Il est arrivé au Québec en héros, s'est lié avec les politiciens des plus hautes sphères et a même vu une rue baptisée en son honneur dans les plans du futur hôpital anglophone. Mais hier, à peine plus d'un an après son départ du Centre universitaire de santé McGill (CUSM), le Dr Arthur Porter est officiellement devenu l'homme de l'infamie dans le réseau québécois de la santé.

Le rapport Baron n'est pas tendre pour l'ancien grand patron du CUSM, parti précipitamment en décembre 2011 et maintenant installé dans les Antilles.

Selon les auteurs, Arthur Porter se comportait comme le seul maître à bord de son navire, qu'il a mené vers le naufrage. «Dans cet établissement, tout passait par le directeur général», a résumé le Dr Michel Baron devant les journalistes.

«Le style de gestion de l'ancien directeur général a contribué à diminuer l'information nécessaire au bon fonctionnement du conseil d'administration tout en empêchant la collaboration nécessaire entre les grandes directions. Le directeur général fournissait lui-même l'information au CA de façon verbale, souvent sans l'appui de documents solides et, fréquemment, sans recours à l'expertise de ses cadres supérieurs», écrivent-ils.

Arthur Porter était uniquement préoccupé par la construction du nouvel hôpital, ont constaté les vérificateurs. «L'équilibre budgétaire ne faisait pas partie des priorités», ajoutent-ils.

Quand un journaliste lui a demandé si le Dr Porter était le pire gestionnaire jamais vu dans le système de santé québécois, le Dr Baron a eu une moue de dédain. «Ce n'était pas un administrateur de réseau de santé. Je ne peux pas le comparer aux pires: il n'en était pas un», a-t-il laissé tomber.

Le Dr Baron n'a d'ailleurs pas parlé à Arthur Porter pendant la préparation de son rapport. «Il ne m'a pas invité à son club», a lancé M. Baron à la blague. En octobre, La Presse a levé le voile sur la nouvelle vie du Dr Porter à Nassau, aux Bahamas, où il gère une clinique privée et une boîte de nuit réputée pour être l'une des plus sexy en ville.

Le ministre de la Santé, Réjean Hébert, est aussi sévère. «Le Dr Porter n'est pas le genre de gestionnaire qu'on voudrait reproduire dans le réseau. Il n'a pas fait preuve de compétence dans sa gestion et il est l'objet d'une enquête pour d'autres aspects moins reluisants de sa carrière», a-t-il dit.

Il croit maintenant que l'ancien ministre de la Santé Philippe Couillard, qui a été proche d'Arthur Porter, doit rendre des comptes sur ses liens avec le personnage honni.

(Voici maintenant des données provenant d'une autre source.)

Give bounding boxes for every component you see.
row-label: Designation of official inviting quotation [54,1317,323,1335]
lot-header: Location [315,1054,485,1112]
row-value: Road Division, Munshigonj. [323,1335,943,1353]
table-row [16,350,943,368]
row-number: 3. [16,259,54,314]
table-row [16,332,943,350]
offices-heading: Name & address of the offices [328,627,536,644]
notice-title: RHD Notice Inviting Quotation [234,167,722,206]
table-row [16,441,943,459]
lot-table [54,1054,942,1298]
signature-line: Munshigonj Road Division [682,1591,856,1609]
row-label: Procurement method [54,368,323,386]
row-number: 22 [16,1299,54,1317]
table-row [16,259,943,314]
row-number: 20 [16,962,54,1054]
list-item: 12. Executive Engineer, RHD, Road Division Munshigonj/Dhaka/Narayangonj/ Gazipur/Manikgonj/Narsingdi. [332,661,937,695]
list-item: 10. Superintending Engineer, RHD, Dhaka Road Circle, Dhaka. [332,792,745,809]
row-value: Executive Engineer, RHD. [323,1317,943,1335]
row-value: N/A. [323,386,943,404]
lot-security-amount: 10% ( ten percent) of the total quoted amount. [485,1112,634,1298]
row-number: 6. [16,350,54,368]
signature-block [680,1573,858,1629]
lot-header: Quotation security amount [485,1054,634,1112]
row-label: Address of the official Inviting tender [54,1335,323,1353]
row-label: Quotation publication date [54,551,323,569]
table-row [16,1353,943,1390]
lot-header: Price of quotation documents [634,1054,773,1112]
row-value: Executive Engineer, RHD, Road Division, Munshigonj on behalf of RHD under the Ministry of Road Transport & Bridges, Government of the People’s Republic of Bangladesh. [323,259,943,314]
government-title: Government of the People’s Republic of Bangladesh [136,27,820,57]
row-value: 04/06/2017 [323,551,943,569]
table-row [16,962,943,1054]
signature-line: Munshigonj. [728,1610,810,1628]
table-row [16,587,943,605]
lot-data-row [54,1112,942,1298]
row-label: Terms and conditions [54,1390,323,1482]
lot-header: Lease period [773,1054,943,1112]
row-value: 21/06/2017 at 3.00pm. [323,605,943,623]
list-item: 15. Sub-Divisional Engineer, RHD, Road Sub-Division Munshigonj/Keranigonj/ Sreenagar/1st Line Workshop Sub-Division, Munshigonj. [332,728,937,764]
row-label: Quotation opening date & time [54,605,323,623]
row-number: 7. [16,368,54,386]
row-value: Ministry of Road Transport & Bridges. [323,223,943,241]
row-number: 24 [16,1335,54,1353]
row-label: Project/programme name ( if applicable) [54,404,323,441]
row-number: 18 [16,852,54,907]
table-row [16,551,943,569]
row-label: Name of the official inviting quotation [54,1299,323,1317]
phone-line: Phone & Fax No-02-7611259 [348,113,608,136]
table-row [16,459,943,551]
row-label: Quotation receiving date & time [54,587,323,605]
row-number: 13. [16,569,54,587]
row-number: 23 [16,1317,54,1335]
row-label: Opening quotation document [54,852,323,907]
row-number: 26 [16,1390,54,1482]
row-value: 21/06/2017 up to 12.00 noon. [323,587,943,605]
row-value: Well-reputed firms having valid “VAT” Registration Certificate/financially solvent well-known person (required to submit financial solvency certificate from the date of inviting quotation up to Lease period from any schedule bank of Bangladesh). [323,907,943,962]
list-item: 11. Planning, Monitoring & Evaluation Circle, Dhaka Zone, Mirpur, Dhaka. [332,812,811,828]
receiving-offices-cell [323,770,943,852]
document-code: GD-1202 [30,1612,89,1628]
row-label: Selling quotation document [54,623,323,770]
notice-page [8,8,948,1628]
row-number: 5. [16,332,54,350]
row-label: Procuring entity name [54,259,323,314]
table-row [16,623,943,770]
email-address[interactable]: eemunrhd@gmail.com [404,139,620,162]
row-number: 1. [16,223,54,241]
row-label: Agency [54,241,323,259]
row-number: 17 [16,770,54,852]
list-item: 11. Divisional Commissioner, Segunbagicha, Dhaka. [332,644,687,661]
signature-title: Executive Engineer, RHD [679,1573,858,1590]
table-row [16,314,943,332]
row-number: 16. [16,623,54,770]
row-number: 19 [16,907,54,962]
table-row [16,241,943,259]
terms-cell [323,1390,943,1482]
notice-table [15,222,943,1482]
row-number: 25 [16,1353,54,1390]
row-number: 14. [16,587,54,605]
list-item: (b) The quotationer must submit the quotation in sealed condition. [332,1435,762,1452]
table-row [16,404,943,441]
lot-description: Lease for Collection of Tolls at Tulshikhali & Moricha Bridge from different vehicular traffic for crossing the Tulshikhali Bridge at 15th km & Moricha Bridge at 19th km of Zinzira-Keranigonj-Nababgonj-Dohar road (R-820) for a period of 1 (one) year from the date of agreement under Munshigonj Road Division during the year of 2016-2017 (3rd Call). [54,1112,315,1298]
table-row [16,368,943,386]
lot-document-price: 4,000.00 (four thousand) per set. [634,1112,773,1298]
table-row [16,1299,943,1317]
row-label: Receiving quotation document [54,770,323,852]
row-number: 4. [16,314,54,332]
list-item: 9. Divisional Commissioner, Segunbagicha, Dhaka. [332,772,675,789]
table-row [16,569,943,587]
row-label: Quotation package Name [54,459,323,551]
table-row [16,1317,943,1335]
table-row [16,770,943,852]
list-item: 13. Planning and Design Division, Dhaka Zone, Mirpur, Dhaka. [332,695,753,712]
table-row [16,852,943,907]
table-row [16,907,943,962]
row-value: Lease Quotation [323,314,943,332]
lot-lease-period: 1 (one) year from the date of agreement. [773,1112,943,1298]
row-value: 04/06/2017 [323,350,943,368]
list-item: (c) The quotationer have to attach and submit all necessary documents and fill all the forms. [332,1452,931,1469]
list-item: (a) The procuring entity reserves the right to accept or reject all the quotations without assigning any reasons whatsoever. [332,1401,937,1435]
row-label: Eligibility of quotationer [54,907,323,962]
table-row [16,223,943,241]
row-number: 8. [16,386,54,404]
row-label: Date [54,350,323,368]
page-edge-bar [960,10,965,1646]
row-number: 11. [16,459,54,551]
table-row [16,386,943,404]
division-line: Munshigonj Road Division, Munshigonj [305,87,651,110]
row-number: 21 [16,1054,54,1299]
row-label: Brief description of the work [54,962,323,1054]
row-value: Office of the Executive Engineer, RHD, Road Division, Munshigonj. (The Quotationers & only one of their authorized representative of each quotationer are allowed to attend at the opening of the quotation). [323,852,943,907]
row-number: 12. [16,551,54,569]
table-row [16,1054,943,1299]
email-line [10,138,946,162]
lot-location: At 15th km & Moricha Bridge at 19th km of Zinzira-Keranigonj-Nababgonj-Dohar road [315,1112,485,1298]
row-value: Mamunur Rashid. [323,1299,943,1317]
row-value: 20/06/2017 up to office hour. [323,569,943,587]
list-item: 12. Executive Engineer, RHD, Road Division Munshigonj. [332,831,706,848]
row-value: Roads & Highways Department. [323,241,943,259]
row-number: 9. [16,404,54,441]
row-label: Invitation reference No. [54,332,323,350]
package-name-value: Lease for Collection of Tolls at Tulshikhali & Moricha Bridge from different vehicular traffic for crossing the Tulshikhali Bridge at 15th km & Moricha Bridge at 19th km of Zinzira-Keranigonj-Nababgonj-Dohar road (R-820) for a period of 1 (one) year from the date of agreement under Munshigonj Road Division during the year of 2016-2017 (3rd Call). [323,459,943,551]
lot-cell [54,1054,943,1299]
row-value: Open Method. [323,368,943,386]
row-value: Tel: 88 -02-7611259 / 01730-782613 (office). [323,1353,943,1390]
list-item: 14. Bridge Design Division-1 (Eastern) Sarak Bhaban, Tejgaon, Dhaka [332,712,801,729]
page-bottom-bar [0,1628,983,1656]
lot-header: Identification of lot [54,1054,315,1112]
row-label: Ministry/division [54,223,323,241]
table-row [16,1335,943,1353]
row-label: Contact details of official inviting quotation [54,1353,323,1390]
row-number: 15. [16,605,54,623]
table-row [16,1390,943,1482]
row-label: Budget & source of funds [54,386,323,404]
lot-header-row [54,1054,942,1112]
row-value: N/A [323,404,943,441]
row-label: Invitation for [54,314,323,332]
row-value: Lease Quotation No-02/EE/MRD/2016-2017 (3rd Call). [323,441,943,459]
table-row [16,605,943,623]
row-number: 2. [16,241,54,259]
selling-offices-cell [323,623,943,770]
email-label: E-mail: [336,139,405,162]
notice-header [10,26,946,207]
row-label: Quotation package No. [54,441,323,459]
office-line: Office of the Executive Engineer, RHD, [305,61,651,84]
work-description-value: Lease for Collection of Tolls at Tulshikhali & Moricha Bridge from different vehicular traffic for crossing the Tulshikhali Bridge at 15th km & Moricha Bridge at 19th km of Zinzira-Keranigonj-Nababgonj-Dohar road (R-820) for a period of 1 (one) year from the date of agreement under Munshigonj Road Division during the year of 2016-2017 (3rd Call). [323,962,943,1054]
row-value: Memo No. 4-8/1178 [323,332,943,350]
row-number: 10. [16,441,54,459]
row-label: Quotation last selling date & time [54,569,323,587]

«Ça m'étonne qu'on ne demande pas de comptes à Philippe Couillard. Je le lui ai déjà dit. D'autant plus qu'il revient en politique, je crois qu'on devrait lui poser des questions sérieuses sur ses relations avec le Dr Porter à cette époque», a-t-il expliqué à La Presse.

Après avoir quitté la politique, en 2008, M. Couillard est resté lié à Arthur Porter. Les deux hommes se sont associés dans une entreprise minière, Canadian Royalties. Ils ont siégé au Comité de surveillance des activités de renseignement, organisme fédéral chargé de surveiller les services secrets canadiens. Ils avaient aussi fondé ensemble une entreprise de consultants, qui n'a finalement jamais décollé.

Philippe Couillard a déjà expliqué en entrevue qu'il avait été surpris d'apprendre les soupçons qui pèsent sur son ancien associé.

En parallèle avec l'étude de sa gestion des soins, Arthur Porter est depuis plusieurs mois la cible d'une enquête de l'escouade Marteau sur les paiements douteux de 22,5 millions autorisés par des dirigeants de SNC-Lavalin afin de mettre la main sur le contrat de construction et de gestion du futur hôpital. La police soupçonne que Porter a pu être la porte d'entrée de SNC-Lavalin dans cette affaire.